Iowa Democrats make their case: keep Iowa Caucuses first
DES MOINES — Iowa Democratic Party officials have presented national party leaders with population and election data — and a vote-by-mail plan for the 2024 Iowa Caucuses — all in hopes of keeping the caucuses first in the nation.
“Starting this process in Iowa has resulted in our Democratic nominee winning the popular vote in the last four presidential elections. Why would we mess with success?” Scott Brennan, a former Iowa Democratic Party chairman, asked this morning during a presentation in Washington, D.C..
The Democratic National Committee’s Rules and Bylaws Committee began hearing presentations from 16 states and Puerto Rico yesterday.. All are competing to be among five “early” states to vote as the party selects its next presidential nominee. Jennifer Konfrst, the Democratic leader in the Iowa House, emphasized that Republican presidential candidates are already appearing in Iowa since the Republican National Committee has decided the Iowa GOP’s Caucuses will remain first.
“They’re building an organization on the other side and they are building enthusiasm and engagement among voters. That isn’t going to change,” Konfrst said. “The caucuses are a fundamental organizing tool that allow us to retain competitiveness in a part of rural America our party has already ceded in other states.”
National Democratic Party leaders have suggested it’s time to dislodge the caucuses from a lead-off role after Donald Trump easily won the state twice. Konfrst countered that three of the state’s four congressional districts are considered among the most competitive races in the country this year.
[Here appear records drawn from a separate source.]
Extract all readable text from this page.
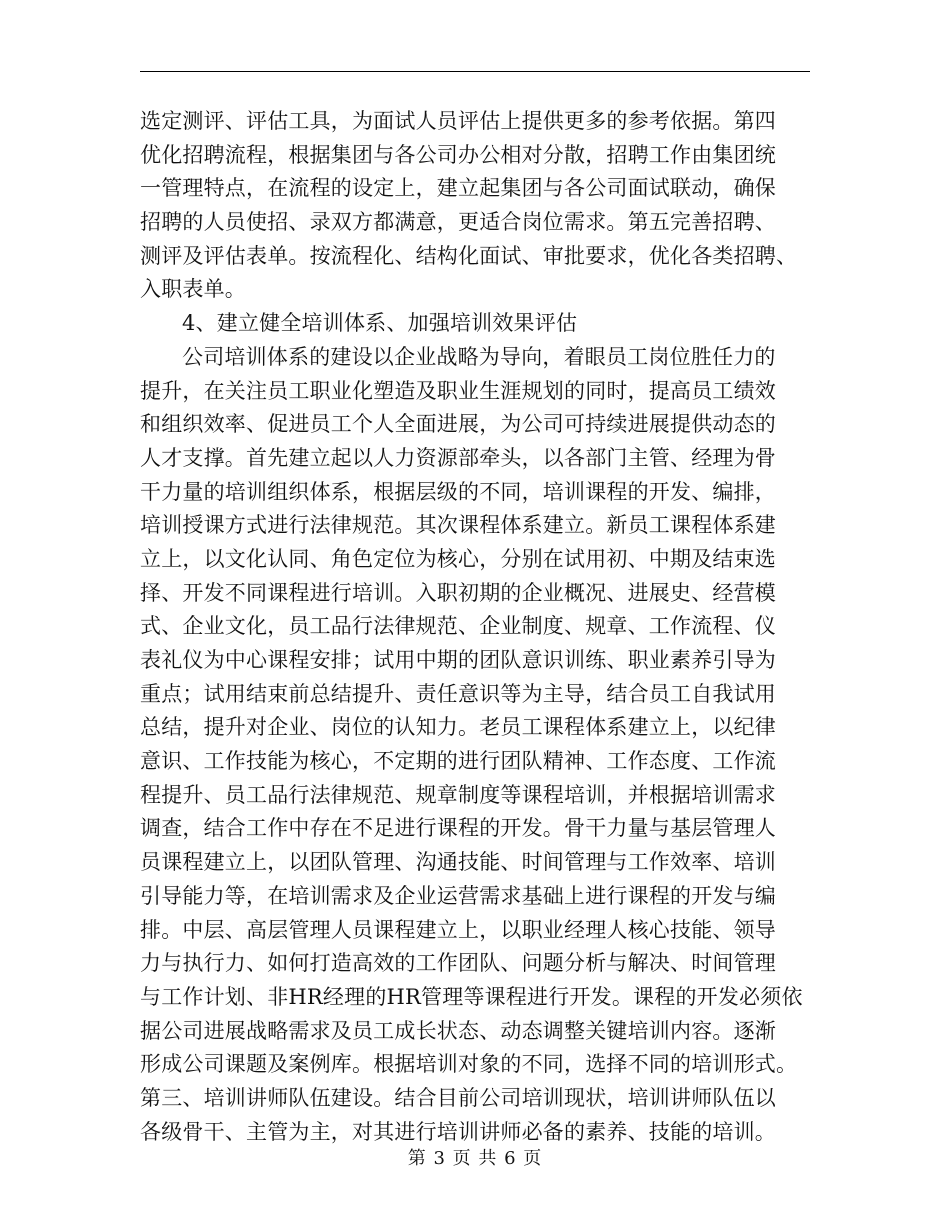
选定测评、评估工具，为面试人员评估上提供更多的参考依据。第四
优化招聘流程，根据集团与各公司办公相对分散，招聘工作由集团统
一管理特点，在流程的设定上，建立起集团与各公司面试联动，确保
招聘的人员使招、录双方都满意，更适合岗位需求。第五完善招聘、
测评及评估表单。按流程化、结构化面试、审批要求，优化各类招聘、
入职表单。
4、建立健全培训体系、加强培训效果评估
公司培训体系的建设以企业战略为导向，着眼员工岗位胜任力的
提升，在关注员工职业化塑造及职业生涯规划的同时，提高员工绩效
和组织效率、促进员工个人全面进展，为公司可持续进展提供动态的
人才支撑。首先建立起以人力资源部牵头，以各部门主管、经理为骨
干力量的培训组织体系，根据层级的不同，培训课程的开发、编排，
培训授课方式进行法律规范。其次课程体系建立。新员工课程体系建
立上，以文化认同、角色定位为核心，分别在试用初、中期及结束选
择、开发不同课程进行培训。入职初期的企业概况、进展史、经营模
式、企业文化，员工品行法律规范、企业制度、规章、工作流程、仪
表礼仪为中心课程安排；试用中期的团队意识训练、职业素养引导为
重点；试用结束前总结提升、责任意识等为主导，结合员工自我试用
总结，提升对企业、岗位的认知力。老员工课程体系建立上，以纪律
意识、工作技能为核心，不定期的进行团队精神、工作态度、工作流
程提升、员工品行法律规范、规章制度等课程培训，并根据培训需求
调查，结合工作中存在不足进行课程的开发。骨干力量与基层管理人
员课程建立上，以团队管理、沟通技能、时间管理与工作效率、培训
引导能力等，在培训需求及企业运营需求基础上进行课程的开发与编
排。中层、高层管理人员课程建立上，以职业经理人核心技能、领导
力与执行力、如何打造高效的工作团队、问题分析与解决、时间管理
与工作计划、非HR经理的HR管理等课程进行开发。课程的开发必须依
据公司进展战略需求及员工成长状态、动态调整关键培训内容。逐渐
形成公司课题及案例库。根据培训对象的不同，选择不同的培训形式。
第三、培训讲师队伍建设。结合目前公司培训现状，培训讲师队伍以
各级骨干、主管为主，对其进行培训讲师必备的素养、技能的培训。
第 3 页 共 6 页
“What I hear a lot is that maybe Iowa Democrats are in the desert and I keep saying: ‘Well, if that’s true, I can still see the water, because it’s right there,’” Konfrst said. “2018 is when (Democrats) picked up six seat in the Iowa House. It’s not that far away and the Iowa Democratic Party is still organized, inspired and enthused.”
Konfrst told national party leaders Iowa election data still shows about one-third of registered voters are Republicans, a third are Democrats and a third are independents.